To download the logs for an evaluation job, send a GET request to the evaluation/jobs/<job_id>/logs API. This downloads a ZIP file containing the logs generated by the evaluation job.

Prerequisites#

Create a job.

v2 (Preview)#

Warning

v2 API Preview: The v2 API is available for testing and feedback but is not yet recommended for production use. Breaking changes may occur before the stable release.

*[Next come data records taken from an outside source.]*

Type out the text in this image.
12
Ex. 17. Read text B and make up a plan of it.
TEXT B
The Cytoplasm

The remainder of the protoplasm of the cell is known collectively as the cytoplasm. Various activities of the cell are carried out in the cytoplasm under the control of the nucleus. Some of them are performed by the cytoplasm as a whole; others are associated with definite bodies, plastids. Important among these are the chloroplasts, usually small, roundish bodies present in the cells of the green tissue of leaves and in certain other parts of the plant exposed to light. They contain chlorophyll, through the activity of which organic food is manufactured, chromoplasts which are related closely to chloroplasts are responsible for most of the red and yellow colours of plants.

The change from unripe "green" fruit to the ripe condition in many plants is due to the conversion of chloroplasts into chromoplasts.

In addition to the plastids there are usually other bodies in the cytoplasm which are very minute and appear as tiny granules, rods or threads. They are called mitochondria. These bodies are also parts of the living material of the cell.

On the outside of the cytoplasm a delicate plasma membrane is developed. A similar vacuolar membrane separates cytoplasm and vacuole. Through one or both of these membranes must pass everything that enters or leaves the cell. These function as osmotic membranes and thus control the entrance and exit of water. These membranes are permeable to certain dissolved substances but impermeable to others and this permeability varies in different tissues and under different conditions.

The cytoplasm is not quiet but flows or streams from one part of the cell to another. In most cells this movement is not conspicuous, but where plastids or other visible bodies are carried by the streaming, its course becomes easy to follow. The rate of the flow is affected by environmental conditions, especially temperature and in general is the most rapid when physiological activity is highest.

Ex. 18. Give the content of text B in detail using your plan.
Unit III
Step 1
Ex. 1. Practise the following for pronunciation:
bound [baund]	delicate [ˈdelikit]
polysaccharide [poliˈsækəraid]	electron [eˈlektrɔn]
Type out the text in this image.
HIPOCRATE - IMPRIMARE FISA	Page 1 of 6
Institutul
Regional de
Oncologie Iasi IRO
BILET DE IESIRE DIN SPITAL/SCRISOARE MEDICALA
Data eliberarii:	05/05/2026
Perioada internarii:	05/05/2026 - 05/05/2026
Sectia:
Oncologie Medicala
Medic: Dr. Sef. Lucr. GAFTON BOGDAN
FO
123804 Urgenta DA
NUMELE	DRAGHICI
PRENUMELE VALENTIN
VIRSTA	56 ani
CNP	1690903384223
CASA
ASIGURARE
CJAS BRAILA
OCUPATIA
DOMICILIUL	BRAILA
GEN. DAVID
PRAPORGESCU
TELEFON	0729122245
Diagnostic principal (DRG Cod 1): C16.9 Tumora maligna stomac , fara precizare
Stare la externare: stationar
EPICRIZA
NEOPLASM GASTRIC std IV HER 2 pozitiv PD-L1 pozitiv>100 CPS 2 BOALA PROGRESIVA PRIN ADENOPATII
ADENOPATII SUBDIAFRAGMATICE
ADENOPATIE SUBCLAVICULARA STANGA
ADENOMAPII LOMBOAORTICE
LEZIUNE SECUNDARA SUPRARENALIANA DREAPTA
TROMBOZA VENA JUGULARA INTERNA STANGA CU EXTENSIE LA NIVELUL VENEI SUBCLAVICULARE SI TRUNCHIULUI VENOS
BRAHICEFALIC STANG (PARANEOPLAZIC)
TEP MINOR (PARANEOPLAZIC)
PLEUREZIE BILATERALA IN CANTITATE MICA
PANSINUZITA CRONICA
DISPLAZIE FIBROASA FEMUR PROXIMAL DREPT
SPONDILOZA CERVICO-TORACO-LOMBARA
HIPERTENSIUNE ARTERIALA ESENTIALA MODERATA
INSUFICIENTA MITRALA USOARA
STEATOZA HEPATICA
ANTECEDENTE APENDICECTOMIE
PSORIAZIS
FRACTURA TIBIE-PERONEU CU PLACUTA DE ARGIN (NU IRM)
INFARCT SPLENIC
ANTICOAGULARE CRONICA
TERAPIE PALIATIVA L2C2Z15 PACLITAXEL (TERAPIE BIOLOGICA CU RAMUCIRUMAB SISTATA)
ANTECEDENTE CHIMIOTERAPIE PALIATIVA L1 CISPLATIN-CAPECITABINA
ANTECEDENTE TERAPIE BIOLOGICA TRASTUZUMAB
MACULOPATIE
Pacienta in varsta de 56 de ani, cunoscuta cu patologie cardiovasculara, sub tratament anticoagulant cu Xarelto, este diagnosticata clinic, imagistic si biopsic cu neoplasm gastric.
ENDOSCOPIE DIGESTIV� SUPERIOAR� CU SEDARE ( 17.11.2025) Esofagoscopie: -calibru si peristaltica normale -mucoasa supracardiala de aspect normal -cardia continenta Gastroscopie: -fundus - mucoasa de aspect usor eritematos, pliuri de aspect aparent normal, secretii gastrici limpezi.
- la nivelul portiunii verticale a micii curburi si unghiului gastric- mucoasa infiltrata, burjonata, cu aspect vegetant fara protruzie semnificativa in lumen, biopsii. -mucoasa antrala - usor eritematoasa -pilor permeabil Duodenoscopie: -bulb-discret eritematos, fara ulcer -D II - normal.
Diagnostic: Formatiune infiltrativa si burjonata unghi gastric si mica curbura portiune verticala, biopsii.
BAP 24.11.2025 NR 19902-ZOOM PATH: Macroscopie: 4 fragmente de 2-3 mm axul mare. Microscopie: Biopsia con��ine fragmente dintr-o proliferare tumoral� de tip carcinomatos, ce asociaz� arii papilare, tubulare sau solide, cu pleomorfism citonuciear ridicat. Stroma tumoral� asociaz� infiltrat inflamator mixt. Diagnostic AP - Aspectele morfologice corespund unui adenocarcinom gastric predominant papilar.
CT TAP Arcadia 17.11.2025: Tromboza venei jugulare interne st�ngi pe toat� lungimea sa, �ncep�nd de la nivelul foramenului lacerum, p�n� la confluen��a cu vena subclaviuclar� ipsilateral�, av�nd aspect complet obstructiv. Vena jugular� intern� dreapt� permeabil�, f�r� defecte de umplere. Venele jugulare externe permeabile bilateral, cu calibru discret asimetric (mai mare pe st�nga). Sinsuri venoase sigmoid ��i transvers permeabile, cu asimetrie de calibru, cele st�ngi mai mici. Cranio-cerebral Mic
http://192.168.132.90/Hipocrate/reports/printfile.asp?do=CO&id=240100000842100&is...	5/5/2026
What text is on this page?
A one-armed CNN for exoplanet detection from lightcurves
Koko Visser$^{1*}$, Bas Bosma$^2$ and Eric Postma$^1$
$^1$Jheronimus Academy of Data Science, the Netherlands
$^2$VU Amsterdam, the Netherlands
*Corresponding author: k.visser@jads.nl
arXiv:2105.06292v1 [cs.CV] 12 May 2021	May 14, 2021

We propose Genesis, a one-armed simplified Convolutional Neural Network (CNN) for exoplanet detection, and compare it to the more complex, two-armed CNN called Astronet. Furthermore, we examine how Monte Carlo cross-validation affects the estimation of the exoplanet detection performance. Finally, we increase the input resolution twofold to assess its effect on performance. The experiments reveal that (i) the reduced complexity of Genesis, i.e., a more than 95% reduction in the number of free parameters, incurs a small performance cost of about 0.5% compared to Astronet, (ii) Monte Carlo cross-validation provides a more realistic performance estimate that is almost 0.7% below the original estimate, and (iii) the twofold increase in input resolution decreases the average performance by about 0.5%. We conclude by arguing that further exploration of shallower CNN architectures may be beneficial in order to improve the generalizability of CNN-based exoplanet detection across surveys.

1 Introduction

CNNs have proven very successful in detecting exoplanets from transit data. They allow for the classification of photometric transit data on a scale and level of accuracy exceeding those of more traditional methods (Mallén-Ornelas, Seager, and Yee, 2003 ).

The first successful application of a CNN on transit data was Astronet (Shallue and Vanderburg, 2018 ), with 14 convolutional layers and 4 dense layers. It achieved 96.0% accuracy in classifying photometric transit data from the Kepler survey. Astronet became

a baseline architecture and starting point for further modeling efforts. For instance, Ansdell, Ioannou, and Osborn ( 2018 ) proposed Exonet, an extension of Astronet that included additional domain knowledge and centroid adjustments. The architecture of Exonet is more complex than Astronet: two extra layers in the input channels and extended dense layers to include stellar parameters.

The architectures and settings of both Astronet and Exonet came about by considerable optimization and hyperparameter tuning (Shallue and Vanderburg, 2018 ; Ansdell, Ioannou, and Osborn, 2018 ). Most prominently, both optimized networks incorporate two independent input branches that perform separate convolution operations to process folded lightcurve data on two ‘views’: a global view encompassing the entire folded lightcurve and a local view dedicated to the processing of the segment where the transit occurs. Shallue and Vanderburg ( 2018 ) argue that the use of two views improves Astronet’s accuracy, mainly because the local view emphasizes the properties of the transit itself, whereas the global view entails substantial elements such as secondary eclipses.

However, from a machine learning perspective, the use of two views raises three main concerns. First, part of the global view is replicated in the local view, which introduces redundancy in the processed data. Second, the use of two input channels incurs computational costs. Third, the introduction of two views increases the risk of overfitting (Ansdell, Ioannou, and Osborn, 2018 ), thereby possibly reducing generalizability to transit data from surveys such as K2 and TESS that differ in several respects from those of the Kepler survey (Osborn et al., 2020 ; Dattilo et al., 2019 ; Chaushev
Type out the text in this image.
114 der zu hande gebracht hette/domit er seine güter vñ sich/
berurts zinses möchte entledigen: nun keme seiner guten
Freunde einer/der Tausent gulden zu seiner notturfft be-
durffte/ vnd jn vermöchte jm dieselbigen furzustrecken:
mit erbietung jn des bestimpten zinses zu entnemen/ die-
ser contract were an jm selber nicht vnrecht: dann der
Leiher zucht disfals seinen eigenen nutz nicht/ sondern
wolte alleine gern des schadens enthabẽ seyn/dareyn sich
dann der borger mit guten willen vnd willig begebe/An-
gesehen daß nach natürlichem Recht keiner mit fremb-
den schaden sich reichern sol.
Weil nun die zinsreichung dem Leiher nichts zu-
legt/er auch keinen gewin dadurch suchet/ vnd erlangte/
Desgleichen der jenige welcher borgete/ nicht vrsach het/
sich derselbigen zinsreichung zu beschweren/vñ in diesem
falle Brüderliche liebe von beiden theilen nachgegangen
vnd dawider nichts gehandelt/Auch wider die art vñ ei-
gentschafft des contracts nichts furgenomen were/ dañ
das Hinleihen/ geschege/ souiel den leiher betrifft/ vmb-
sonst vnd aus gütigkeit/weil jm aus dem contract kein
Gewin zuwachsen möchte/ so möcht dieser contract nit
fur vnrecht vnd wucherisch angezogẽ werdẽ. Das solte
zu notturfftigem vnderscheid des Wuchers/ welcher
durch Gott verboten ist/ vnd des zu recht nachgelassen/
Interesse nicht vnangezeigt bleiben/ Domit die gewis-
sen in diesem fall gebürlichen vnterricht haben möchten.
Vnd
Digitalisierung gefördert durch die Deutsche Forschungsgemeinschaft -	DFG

The v2 API provides real-time log access with JSON responses and pagination support.

Python SDK

import os
from nemo_microservices import NeMoMicroservices

# Initialize the client
client = NeMoMicroservices(
    base_url=os.environ['EVALUATOR_BASE_URL']
)

# Get logs with pagination (v2 API)
job_id = "job-id"
all_messages = []
logs = client.v2.evaluation.jobs.logs.list(job_id=job_id)
while logs.next_page is not None:
    # Process logs
    all_messages.extend(log.message for log in logs.data)
    # Handle pagination
    logs = client.v2.evaluation.jobs.logs.list(job_id=job_id, page_cursor=logs.next_page)
all_messages.extend(log.message for log in logs.data)
print("".join(all_messages))

cURL

# Get logs (first page)
curl -X "GET" "${EVALUATOR_BASE_URL}/v2/evaluation/jobs/<job_id>/logs" \
  -H 'accept: application/json'

# Get logs with pagination
curl -X "GET" "${EVALUATOR_BASE_URL}/v2/evaluation/jobs/<job_id>/logs?page_cursor=<cursor>" \
  -H 'accept: application/json'

# Parse log messages only (simulate log file)
curl -X "GET" "${EVALUATOR_BASE_URL}/v2/evaluation/jobs/<job_id>/logs" \
  -H 'accept: application/json' | jq -r '.data[].message'

v2 Log Processing#

Since v2 returns structured JSON instead of log files, you can process logs programmatically:

# Extract just the log messages to simulate a log file
curl -s "${EVALUATOR_BASE_URL}/v2/evaluation/jobs/${JOB_ID}/logs" | \
  jq -r '.logs[] | "\(.timestamp) \(.message)"' > job_logs.txt

# Get all logs with pagination
JOB_ID="job-dq1pjj6vj5p64xaeqgvuk4"
CURSOR=""
while true; do
  if [ -z "$CURSOR" ]; then
    RESPONSE=$(curl -s "${EVALUATOR_BASE_URL}/v2/evaluation/jobs/${JOB_ID}/logs")
  else
    RESPONSE=$(curl -s "${EVALUATOR_BASE_URL}/v2/evaluation/jobs/${JOB_ID}/logs?page_cursor=${CURSOR}")
  fi
  
  # Extract messages and append to file
  echo "$RESPONSE" | jq -r '.logs[] | "\(.timestamp) \(.message)"' >> all_logs.txt
  
  # Check for next page
  CURSOR=$(echo "$RESPONSE" | jq -r '.next_page // empty')
  [ -z "$CURSOR" ] && break
done

Real-Time Log Monitoring#

With v2, you can monitor logs in real-time as they are generated:

import time

def monitor_job_logs(client, job_id, poll_interval=5):
    """Monitor job logs in real-time."""
    last_log_id = 0
    
    while True:
        # Get latest logs
        logs_response = client.evaluation.jobs.get_logs(job_id)
        
        # Process new logs
        new_logs = [log for log in logs_response.logs if log.id > last_log_id]
        
        for log_entry in new_logs:
            print(f"[{log_entry.timestamp}] {log_entry.message.strip()}")
            last_log_id = max(last_log_id, log_entry.id)
        
        # Check if job is still running
        job = client.evaluation.jobs.retrieve(job_id)
        if job.status in ["completed", "failed"]:
            break
            
        time.sleep(poll_interval)

v1 (Current)#

Additional Prerequisites

Get the job status and confirm it has terminated, either in COMPLETED or FAILED status.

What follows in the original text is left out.